My husband and I both work in production and have both been freelance for many years. This works for us…most of the time. There are definitely times where it can get stressful, there are times where I wish one of us had a “normal” steady job that was not based on how many viewers watched an episode. There are also times where both of us being freelance can be great and I couldn’t think of any other lifestyle for me or my partner.
We met many years ago when we were both Production Assistants. Both of us also had to work many odd jobs just to pay rent and all our other bills. It was a struggle for both of us, and then we decided to move in together… that was just as big a struggle. We still continued to work just as hard and just as much freelance as before only this time there was someone else counting on you paying your half of the rent and bills.
After spending time in the freelance world, you get used to the fact that you could be jobless tomorrow and it could be weeks before your next day of work. You get used to having to save as much as you can for the dry times, but you really really hope for lots of work.
Over the years, we have sometimes both found ourselves out of work at the same time. Those times can be tough financially and can cause stress. Learning how you deal with this, learning what works for you is key to having a partner who also works in this freelance, long hours, stressful days, environment we all love and work in. We save. We don’t just stay home and not spend any money, but we are careful, we put money in savings whenever we can and we do it regularly so it becomes habit. Even if we cannot put a lot in savings this paycheck, we still try to put a little bit in.
When we are both off work it does leave us with free time, we are practical and of course do the job hunt, we also work on our projects and try to work with others as well, but we also spend time together. The jobs we work are full of long hours and a lot of times really tough physically and emotionally. My husband is a crewmember on a one hour drama series and he regularly works 14 hour shifts and sometimes has a crazy commute depending on the day’s location. It is very important for our relationship and our sanity, that when we can, we spend quality time together.
In order to find time for ourselves as a couple we make the time. Sometimes that means skipping out on an event, or missing hanging out with a group at a bar or something, but we do it. We need “us” time. We don’t always go out and spend a lot of money, most the time it is us, making dinner, walking the dog or even catching up on our favorite Netflix series or that indie film we didn’t get a chance to see in theaters. Making the time for the relationship is really important, we can go several days with only seeing each other for a few moments a day, usually when one of us is half asleep and the other is either rushing off to work or struggling to stay awake long enough to brush their teeth before they crash.

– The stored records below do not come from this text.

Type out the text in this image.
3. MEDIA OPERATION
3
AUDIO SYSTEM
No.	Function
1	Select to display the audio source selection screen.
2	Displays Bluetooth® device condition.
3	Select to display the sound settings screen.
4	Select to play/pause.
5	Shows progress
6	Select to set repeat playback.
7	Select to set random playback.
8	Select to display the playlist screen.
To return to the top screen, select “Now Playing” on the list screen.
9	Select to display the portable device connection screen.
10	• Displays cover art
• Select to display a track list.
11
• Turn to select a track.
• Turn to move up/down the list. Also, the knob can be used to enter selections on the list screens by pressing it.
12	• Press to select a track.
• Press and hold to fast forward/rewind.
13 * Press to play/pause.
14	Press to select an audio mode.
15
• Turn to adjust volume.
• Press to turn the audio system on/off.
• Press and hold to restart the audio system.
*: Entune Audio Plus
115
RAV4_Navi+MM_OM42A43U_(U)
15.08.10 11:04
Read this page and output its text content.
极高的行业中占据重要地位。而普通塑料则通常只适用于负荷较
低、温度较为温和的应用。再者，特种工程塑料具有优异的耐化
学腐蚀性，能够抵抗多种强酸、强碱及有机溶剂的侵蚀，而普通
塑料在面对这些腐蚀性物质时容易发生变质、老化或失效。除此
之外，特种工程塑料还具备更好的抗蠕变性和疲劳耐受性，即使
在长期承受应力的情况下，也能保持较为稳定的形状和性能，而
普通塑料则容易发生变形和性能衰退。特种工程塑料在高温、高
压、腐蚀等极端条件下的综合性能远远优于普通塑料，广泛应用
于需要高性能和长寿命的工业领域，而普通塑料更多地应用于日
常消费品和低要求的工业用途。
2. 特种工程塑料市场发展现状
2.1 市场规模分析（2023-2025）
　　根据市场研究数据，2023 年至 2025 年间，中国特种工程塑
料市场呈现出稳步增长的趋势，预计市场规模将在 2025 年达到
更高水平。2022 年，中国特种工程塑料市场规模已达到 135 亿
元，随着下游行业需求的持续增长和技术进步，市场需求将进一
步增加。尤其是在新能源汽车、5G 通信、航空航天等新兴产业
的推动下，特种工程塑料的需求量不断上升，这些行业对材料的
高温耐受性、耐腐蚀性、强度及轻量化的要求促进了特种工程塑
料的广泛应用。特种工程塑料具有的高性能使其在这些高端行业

Since we both work in this world, we do find ourselves venting to one another a lot. We do not work in the same department, but we understand each other’s worlds. We have times where we cannot talk about work. We have to stop ourselves or it will consume our conversation. This might be something you should consider if you find this to be a problem. We talk about anything else… the news, a cute mini pig video we saw on Youtube, traveling… just nothing work related. I think venting to your partner about work is common in any industry, I just know from experience that it can be a vicious cycle in this production world. If you find yourself spending so much of your free time talking about work, maybe give yourself a small amount of time to vent and then no more work talk for the rest of the night.
What I love about my partner and I both working in Production is that we are both working towards a career that we love. We both understand the emotional drain it can take, but we also understand the passion you need to survive it as well. This is a tough industry and for me to have a partner who understands me emotionally but also understands what my average day is like is vital to me and my career. We do not lead a traditional life, and we probably never will. I am good with that.
We both chose this lifestyle and it can be crazy, but we make it work. You can make a relationship work with both partners working freelance. You might even be surprised at how well it works as the years go by.